Open austinmw opened 3 years ago
Looks like this works by converting output from dict to namedtuple. Is it possible to get dict output support?
Hi @austinmw,
Thanks for pointing this out!
This seems like a reasonable feature to add, but I can't provide any guarantee or timeline. I explored this feature previously, but did not implement because torch's own JIT tracer did not support dict outputs, so I figured it may not be necessary.
Is this essential for your use-case, or does the namedtuple workaround work alright for now?
Best, John
Thanks for your response. I think I can get away with namedtuples for now, but dict support would be great in the future since the data structure sees wider usage.
I think I have the same issue! I had a dictionary of heads like this :
{'reg': (2, 2), 'height': (1, 2), 'dim': (3, 2), 'rot': (2, 2), 'vel': (2, 2), 'hm': (2, 2)}
Could you please suggest how to avoid this error?
Change your dict output to a namedtuple:
from collections import namedtuple
NT = namedtuple('output', ['reg', 'height', 'dim', 'rot', 'vel', 'hm'])
d = NT((2, 2), (1, 2), (3, 2), (2, 2), (2, 2), (2, 2))
Something like this:
from collections import namedtuple
NT = namedtuple('output', self.heads)
def forward(self, x):
ret_nt = NT(*[self.__getattr__(head)(x) for head in self.heads])
return ret_nt
Thank you again but, it seems that the problem still exists:
File "/usr/local/lib/python3.6/dist-packages/torch2trt-0.1.0-py3.6.egg/torch2trt/torch2trt.py", line 535, in torch2trt
ctx.mark_outputs(outputs, output_names)
File "/usr/local/lib/python3.6/dist-packages/torch2trt-0.1.0-py3.6.egg/torch2trt/torch2trt.py", line 401, in mark_outputs
trt_tensor = torch_output._trt
AttributeError: 'output' object has no attribute '_trt'
@austinmw Hi austinmw, I am applying torch2trt on FairMOT tracking model and met the same problem as well.
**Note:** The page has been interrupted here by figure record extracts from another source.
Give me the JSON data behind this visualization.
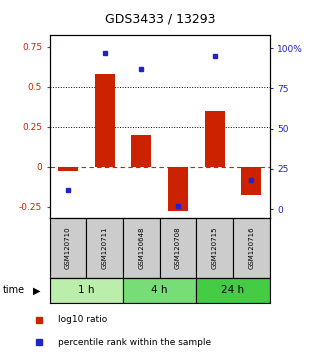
{
  "title": "GDS3433 / 13293",
  "samples": [
    "GSM120710",
    "GSM120711",
    "GSM120648",
    "GSM120708",
    "GSM120715",
    "GSM120716"
  ],
  "groups": [
    {
      "label": "1 h",
      "indices": [
        0,
        1
      ],
      "color": "#bbeeaa"
    },
    {
      "label": "4 h",
      "indices": [
        2,
        3
      ],
      "color": "#77dd77"
    },
    {
      "label": "24 h",
      "indices": [
        4,
        5
      ],
      "color": "#44cc44"
    }
  ],
  "log10_ratio": [
    -0.03,
    0.58,
    0.2,
    -0.28,
    0.35,
    -0.18
  ],
  "percentile_rank": [
    12,
    97,
    87,
    2,
    95,
    18
  ],
  "bar_color": "#cc2200",
  "dot_color": "#2222cc",
  "ylim_left": [
    -0.32,
    0.82
  ],
  "ylim_right": [
    -5.33,
    108.0
  ],
  "yticks_left": [
    -0.25,
    0.0,
    0.25,
    0.5,
    0.75
  ],
  "ytick_labels_left": [
    "-0.25",
    "0",
    "0.25",
    "0.5",
    "0.75"
  ],
  "yticks_right": [
    0,
    25,
    50,
    75,
    100
  ],
  "ytick_labels_right": [
    "0",
    "25",
    "50",
    "75",
    "100%"
  ],
  "hline_dotted": [
    0.25,
    0.5
  ],
  "hline_dashed_zero": 0.0,
  "legend_entries": [
    "log10 ratio",
    "percentile rank within the sample"
  ],
  "legend_colors": [
    "#cc2200",
    "#2222cc"
  ],
  "time_label": "time",
  "left_axis_color": "#cc2200",
  "right_axis_color": "#2222cc",
  "background_plot": "#ffffff",
  "background_samples": "#cccccc",
  "background_fig": "#ffffff"
}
Could I ask how you solve the error report"RuntimeError: expected scalar type Float but found Half" from dcn_v2.py? Now I just transfer the data dtype to skip it...
@YoushaaMurhij Hi YoushaaMurhij, have you solved your problem... I got the same problem.
In case anyone comes across this thread and just want the conclusion and a simple explanation.
In short, if your model outputs multiple heads using a dictionary, you will have trouble compiling your model into a TensorRT engine.
To overcome this, use a static data structure such as a Tuple
(NamedTuple
also works).
@JWLee89 Can you explain the resolution in detail?
Hi, I'm using the the FairMOT tracking model with just a ResNet-18 backbone. This model has multiple heads and keeps track of outputs using dict dtype. Is it possible for this to be supported?